We turn finally to a consideration of what might be termed 'political
engagement'. In order to meet the challenge posed by these new alliances
and networked global businesses, new forms of flexible and subversive
organisation have emerged that can disperse and re-form anywhere, at
any time. These strategic movements also take into account the fact
that company networks and hollow organisations actively solicit and
harness counter discourses to service the illusion of dissent and dialogue.

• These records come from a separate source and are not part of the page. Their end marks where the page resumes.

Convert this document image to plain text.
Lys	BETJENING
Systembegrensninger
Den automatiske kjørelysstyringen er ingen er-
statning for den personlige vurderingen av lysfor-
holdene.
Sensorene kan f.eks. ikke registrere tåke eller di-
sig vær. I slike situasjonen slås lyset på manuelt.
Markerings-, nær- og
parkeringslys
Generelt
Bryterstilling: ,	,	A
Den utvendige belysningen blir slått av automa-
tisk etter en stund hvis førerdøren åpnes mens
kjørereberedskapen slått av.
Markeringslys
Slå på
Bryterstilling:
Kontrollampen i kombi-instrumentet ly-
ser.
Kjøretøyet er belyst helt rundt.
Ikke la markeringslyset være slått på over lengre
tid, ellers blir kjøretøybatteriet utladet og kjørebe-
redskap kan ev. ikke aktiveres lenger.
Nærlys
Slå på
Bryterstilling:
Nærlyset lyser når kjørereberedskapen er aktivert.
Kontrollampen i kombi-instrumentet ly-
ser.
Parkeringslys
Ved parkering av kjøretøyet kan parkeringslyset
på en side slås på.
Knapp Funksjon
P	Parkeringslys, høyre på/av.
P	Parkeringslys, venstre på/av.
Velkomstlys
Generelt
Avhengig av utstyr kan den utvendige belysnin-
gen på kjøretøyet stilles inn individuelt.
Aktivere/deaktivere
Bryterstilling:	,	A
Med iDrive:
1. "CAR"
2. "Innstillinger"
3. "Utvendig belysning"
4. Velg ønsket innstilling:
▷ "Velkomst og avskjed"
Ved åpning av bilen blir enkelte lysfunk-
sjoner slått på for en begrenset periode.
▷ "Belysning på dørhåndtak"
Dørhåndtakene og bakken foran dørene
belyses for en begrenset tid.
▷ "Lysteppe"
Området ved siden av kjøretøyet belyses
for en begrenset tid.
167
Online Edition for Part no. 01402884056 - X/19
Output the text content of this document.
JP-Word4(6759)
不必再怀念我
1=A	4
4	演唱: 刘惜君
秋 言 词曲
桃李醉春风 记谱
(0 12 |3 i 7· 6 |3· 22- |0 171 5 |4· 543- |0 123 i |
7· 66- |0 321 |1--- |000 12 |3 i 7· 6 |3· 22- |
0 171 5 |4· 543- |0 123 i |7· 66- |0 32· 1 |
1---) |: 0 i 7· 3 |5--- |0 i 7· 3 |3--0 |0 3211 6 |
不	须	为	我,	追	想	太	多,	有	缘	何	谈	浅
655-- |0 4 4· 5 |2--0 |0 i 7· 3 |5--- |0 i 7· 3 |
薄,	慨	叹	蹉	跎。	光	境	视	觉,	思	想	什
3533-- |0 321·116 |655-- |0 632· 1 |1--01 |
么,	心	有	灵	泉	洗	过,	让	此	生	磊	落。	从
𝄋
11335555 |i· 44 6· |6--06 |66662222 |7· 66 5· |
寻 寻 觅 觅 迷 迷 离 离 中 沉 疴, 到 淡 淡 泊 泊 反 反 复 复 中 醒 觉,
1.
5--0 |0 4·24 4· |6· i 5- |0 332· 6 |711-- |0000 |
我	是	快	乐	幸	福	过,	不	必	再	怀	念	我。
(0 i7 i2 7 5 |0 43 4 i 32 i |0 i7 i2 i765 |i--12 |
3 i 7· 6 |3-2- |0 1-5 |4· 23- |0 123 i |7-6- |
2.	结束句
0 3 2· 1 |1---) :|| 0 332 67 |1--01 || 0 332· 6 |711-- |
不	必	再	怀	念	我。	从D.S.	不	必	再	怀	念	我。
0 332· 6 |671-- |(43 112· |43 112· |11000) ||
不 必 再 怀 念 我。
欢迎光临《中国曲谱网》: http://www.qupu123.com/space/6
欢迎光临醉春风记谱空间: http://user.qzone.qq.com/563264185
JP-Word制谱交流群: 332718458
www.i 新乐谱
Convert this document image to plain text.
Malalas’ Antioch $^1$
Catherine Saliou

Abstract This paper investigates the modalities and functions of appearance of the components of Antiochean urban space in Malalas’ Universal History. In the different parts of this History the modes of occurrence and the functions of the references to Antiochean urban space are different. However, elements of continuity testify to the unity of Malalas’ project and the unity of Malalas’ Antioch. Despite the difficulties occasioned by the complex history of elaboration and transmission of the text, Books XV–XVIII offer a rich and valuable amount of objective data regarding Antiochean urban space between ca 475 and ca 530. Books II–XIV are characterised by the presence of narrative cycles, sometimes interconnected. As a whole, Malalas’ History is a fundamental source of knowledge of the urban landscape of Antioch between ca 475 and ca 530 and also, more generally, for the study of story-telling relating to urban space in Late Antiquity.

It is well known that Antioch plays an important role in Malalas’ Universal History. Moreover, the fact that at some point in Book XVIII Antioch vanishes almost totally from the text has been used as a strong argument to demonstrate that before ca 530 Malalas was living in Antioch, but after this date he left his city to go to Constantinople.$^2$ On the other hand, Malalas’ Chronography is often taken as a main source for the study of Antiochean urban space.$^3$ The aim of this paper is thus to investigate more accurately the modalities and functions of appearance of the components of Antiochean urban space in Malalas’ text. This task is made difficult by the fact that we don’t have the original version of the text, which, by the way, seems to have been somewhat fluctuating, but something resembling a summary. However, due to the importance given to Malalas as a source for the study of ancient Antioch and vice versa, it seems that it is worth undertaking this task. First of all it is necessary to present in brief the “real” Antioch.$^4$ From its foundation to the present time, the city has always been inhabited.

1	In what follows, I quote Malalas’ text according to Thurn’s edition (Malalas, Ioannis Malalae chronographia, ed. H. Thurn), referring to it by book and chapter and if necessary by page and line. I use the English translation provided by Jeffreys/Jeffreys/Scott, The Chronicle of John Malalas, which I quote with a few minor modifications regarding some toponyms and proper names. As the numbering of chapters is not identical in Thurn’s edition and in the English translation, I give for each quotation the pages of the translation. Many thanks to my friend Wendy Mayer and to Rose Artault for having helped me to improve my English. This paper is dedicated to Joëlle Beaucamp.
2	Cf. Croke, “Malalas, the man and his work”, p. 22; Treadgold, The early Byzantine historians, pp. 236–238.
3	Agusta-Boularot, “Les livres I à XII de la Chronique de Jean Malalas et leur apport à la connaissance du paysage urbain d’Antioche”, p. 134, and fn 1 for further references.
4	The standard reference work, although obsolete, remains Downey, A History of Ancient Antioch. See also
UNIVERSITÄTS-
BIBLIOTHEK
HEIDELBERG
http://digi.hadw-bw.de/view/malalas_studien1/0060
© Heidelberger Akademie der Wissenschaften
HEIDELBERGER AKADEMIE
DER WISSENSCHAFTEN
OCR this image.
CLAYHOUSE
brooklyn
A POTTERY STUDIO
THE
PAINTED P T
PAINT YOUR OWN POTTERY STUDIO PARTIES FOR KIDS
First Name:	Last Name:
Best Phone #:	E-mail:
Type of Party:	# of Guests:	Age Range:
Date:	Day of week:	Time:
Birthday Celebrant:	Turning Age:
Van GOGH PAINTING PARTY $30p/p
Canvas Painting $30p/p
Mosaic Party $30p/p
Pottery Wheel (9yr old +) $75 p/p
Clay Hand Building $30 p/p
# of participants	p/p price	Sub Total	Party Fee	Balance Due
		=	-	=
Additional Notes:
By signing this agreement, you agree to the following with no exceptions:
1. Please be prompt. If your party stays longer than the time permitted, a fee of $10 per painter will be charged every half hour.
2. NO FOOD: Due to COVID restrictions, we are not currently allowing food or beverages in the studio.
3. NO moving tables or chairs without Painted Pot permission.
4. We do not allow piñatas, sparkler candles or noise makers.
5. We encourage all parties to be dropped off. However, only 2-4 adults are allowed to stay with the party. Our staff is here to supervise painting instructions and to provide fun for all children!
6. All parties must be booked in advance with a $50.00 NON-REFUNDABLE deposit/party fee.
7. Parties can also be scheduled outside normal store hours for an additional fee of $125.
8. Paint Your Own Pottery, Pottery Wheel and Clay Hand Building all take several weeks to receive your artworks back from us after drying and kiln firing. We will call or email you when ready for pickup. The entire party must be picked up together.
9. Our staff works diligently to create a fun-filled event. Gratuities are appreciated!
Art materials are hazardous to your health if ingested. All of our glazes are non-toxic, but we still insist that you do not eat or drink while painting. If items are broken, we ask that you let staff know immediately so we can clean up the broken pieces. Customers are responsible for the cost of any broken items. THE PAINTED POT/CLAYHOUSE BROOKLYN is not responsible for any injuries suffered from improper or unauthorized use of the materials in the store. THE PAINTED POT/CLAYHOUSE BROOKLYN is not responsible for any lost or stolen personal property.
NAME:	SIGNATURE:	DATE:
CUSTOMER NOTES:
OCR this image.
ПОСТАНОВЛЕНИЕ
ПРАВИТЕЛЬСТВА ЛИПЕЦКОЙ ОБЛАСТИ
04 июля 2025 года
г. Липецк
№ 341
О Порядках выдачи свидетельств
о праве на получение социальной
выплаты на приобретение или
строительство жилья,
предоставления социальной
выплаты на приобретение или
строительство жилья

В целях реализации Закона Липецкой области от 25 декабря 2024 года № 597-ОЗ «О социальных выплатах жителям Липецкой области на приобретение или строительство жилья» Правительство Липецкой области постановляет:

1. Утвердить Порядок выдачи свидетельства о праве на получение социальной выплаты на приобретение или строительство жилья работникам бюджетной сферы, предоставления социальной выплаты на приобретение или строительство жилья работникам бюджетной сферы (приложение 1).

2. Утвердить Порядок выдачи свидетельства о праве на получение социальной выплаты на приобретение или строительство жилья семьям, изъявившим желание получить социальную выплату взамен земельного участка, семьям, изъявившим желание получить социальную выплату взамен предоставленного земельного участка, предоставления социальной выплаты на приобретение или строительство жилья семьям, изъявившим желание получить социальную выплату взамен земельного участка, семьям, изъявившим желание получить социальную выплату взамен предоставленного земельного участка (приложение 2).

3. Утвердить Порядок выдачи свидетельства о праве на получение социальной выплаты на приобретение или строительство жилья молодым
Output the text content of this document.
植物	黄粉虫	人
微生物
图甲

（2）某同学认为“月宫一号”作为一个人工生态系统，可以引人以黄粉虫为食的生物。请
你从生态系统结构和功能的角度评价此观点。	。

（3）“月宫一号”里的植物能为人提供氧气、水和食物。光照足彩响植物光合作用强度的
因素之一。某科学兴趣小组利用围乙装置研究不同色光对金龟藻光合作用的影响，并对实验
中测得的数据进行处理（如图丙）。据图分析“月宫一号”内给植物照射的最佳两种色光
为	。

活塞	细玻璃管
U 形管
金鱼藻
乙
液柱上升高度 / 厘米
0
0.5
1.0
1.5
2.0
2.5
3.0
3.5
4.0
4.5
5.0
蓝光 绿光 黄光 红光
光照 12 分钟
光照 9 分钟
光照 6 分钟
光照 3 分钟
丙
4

(Corporate friendly counter discourses fall into at least two distinct
categories: those that are linked to corporate networks and ethical
marketing departments to create the illusion of dissent and dialogue;
and those that represent a pathos for a simplified political past to
escape the complexities of the political present. ) In a networked culture,
the topographical metaphor of 'inside' and 'outside' has become increasingly
untenable. As all sectors loosen their physical structures, flatten
out, form alliances and dispense with tangible centres, the oppositionality
that has characterised previous forms of protest and resistance is finished
as a useful model.
In the cultural sector (particularly the 'cutting edge' art world),
with so many brokers acting as corporate-friendly conduits to an artificially
constructed 'outside', 'marginal' and 'socially engaged' culture, it
should come as no surprise that these oppositional metaphors, for some,
are difficult to dispense with. Yet in contrast to such attitudes, more
astute activists and agitators who once spoke of critical distance now
recognise that their challenge lies in the forms and quality of access
and connection. Fittingly, a useful new metaphor for this challenge
comes from the world of digital systems. In a networked society individuals
and groups are constantly alternating between 'on' and 'off'. As a result
we can expect to see emerging new forms of 'engagement' which exercise
border controls on networks, withhold, filter and restrict access to
information and disable 'eavesdropping' strategies and 'early warning
systems' employed by business consultancies, corporations and public
institutions. The extent and nature of these forms is still to be determined
and will be examined more closely at a later date. But it can already
be asserted that informal networks have become extremely effective forms
of counter organisation in the sense that - just as with corporate alliances
- it is extremely difficult to define their boundaries and identify
who belongs to them. Informal networks are also replacing older political
groups based on formal rules and fixed organisational structures and
chains of command. The emergence of a decentralised transnational network-based
protest movement represents a significant threat to those sectors that
are slow in transforming themselves from local and centralised hierarchical
bureaucracies into flat, networked organisations.
These developments are taking place against a backdrop of waning confidence
and belief in the ability of governments to regulate the growing power
of global corporations and their networks of influence. But thanks to
corporate restructuring and the access it provides to global networks,
new forms of knowledge-based political engagement promise possibilities
and scales of effect previously unimaginable.